Ella gemía fuertemente, sus brazos aferrándose a mí con fuerza mientras la llevaba, la cámara siguiéndonos, grabando cada rebote, cada gemido, cada obsceno detalle.
—Oh Dios, Jack —jadeó, su cuerpo temblando en mis brazos—.
Estás tan profundo, oh joder, estás golpeando mi útero, aaah.
—Sus gemidos eran fuertes y desesperados, su cuerpo moviéndose contra el mío mientras caminaba, su coño apretándose y desapretándose alrededor de mi polla.
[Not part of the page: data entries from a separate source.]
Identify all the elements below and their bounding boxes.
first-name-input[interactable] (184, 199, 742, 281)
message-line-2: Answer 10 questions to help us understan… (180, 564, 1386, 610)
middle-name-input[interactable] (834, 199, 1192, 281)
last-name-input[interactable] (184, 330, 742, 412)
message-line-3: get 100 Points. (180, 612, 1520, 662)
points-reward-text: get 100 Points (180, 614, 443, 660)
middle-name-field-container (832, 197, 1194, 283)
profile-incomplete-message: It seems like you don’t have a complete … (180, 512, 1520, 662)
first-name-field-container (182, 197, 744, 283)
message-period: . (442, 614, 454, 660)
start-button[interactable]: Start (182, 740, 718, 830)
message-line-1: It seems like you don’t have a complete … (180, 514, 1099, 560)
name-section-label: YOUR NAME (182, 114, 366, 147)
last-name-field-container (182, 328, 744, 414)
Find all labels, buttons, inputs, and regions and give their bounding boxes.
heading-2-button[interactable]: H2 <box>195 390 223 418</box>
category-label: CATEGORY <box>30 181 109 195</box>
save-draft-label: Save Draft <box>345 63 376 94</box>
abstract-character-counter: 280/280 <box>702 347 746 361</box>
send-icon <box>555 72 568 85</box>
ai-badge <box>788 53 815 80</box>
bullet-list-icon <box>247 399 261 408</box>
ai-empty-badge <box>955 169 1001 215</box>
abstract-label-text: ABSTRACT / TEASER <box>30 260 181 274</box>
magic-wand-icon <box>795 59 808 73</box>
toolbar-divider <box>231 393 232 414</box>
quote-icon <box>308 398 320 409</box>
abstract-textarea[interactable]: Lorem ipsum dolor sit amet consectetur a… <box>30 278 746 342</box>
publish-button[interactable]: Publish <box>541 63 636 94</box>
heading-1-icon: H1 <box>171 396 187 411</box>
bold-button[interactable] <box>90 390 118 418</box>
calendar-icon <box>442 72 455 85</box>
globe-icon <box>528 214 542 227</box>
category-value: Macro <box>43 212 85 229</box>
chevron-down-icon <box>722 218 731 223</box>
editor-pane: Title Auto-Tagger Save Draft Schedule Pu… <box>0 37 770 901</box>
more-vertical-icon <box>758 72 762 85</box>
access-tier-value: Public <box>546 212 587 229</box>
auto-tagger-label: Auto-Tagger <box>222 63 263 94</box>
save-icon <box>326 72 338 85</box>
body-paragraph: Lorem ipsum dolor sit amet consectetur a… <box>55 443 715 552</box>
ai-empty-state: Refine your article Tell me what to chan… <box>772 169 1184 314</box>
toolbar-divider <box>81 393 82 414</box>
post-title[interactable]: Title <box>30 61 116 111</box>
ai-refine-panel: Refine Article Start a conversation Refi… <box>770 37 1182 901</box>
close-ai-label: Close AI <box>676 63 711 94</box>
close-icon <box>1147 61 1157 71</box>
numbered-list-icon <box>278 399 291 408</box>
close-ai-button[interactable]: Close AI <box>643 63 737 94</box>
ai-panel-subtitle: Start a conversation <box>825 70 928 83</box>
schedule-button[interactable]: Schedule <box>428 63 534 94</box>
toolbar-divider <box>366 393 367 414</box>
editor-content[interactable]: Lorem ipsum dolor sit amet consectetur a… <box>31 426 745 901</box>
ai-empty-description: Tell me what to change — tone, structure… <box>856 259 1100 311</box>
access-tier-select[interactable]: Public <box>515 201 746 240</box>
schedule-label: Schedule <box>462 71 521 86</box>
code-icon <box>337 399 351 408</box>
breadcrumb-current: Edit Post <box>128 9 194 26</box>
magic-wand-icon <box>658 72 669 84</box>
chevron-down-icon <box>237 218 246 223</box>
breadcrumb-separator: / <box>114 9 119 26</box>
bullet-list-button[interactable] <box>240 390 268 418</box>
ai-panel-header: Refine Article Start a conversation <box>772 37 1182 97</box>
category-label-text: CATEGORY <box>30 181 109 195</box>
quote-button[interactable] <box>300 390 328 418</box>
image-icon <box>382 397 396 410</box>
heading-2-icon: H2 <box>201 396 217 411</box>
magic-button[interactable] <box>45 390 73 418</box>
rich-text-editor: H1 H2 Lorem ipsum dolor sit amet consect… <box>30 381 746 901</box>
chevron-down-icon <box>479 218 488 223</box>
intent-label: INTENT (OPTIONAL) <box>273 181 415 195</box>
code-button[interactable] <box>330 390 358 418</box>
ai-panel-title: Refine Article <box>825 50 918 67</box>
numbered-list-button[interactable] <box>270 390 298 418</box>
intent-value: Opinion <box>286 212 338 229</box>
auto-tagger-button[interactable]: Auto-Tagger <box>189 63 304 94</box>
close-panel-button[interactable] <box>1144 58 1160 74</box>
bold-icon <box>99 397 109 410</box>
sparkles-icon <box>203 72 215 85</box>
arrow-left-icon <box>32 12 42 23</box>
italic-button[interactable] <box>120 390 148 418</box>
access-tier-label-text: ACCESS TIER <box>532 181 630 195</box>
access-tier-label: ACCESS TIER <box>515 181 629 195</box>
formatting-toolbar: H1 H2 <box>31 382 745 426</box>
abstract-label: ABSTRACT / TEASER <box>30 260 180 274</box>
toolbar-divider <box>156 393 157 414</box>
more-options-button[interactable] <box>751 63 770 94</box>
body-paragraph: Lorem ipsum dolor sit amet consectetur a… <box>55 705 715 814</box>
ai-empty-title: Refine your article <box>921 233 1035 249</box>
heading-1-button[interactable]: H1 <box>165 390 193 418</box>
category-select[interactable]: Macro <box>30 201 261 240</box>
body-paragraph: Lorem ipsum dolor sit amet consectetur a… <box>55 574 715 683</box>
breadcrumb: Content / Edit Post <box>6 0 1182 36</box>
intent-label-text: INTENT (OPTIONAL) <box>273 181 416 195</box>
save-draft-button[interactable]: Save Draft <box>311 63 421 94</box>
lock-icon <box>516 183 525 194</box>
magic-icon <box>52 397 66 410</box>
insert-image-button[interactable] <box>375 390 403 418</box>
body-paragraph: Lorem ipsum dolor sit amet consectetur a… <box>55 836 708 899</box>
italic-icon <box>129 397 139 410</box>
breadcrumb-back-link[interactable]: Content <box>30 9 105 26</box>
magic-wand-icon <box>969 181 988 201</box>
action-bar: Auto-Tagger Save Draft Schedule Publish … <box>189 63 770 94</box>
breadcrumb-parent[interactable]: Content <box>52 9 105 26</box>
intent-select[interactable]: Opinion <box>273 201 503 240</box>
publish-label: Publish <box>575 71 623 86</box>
Abrí la puerta de una patada a la habitación contigua, revelando un dormitorio grandioso y lujoso.
No tenía idea si era la habitación de Kevin o no, pero estaba claro que no se había escatimado en gastos.
Una gran cama antigua se encontraba en el centro de la habitación, sus cuatro postes cubiertos de terciopelo.
No dudé, caminando hacia la cama con Paige todavía empalada en mi polla, sus gemidos llenando el opulento espacio.
Me tumbé en la cama, con Paige encima de mí, su cuerpo aún temblando con cada embestida de mi polla.
Ella apoyó sus manos en mi pecho, sus caderas moviéndose en un ritmo frenético mientras me cabalgaba.
El brazo de la cámara descansaba en el poste de la cama, grabando el POV de mi polla desapareciendo en el coño ávido de Paige, sus jugos y mi semen filtrándose alrededor, empapando mis testículos y la cama debajo de nosotros.
—Eso es, Paige —gruñí, mis manos agarrando sus caderas, guiando sus movimientos—.
Cabalga esa polla.
Muestra a la cámara qué buena putita eres.
—Sus ojos se encontraron con los míos, llenos de una lujuria salvaje y desenfrenada.
Gimió fuertemente, su cuerpo convulsionando mientras se corría nuevamente, su coño apretando mi polla como un tornillo.
La sensación me llevó al límite, mi polla bombeando aún más semen en su coño ya lleno.
La cámara captó cada momento, cada obsceno detalle mientras nos perdíamos en nuestra lujuria compartida, la lujosa habitación llena de los sonidos de nuestra follada.